If he could see the whole picture—if he knew what Purity and her team were going to do in th
ere—he’d have a better idea of his options in how to both prevent it, and protect Purity from the fallout of a failed mission. But without knowing the plan, all he could do was wait for the outcome and try to effect some sort of damage control.
“You look nervous, Slayd,” Purity observed as they left her apartment that evening. She was armed with nothing but an off-grid phone, and a kitchen knife in her heavy coat—presumably not to use on the scythes, but on anyone who got in her way.
“Aren’t you nervous?” he shot back at her.
She shook her head and smiled. “Excited,” she told him. “Pinpricks all over my body. I love that feeling!”
“It’s just your nanites trying to knock down your adrenaline.”
“Let ’em try!”
Purity had made it clear to Greyson that she had every faith he could do his job—but not really, because there was a backup plan. “Remember, Mange will be monitoring the whole operation from a rooftop,” she told him. “Whatever diversion you create, it needs to be big enough and involve enough people for it to draw the attention of all three cameras. If it doesn’t, Mange will lend you a helping hand.”
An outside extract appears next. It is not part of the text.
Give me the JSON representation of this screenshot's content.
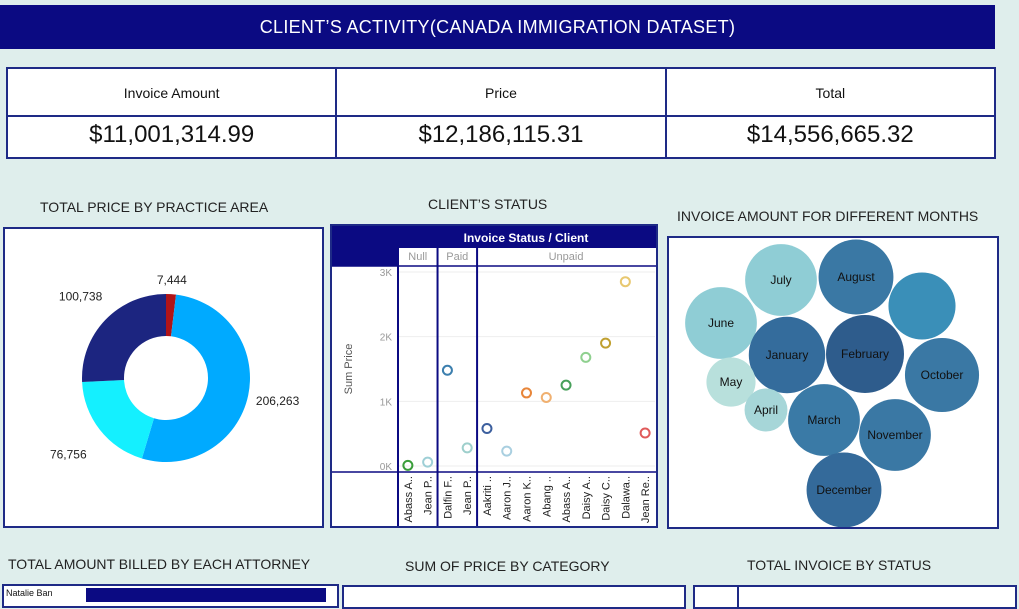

Mange had spent the better part of a century mastering the use of a slingshot. At first Greyson assumed that he would merely take out the cameras if they didn’t turn toward Greyson—but he couldn’t do that, because it would alert the Thunderhead that something was wrong. Instead, the backup plan was to take out Greyson.
“If you can’t do it on your own, Mange will put a nice size river stone in your brain,” Purity said with relish rather than remorse. “All the blood and commotion will be sure to turn all three cameras!”
The last thing Greyson wanted was to be taken out of the equation at that crucial moment, then wake up in a revival center a few days later to hear that Scythes Curie and Anastasia had been ended.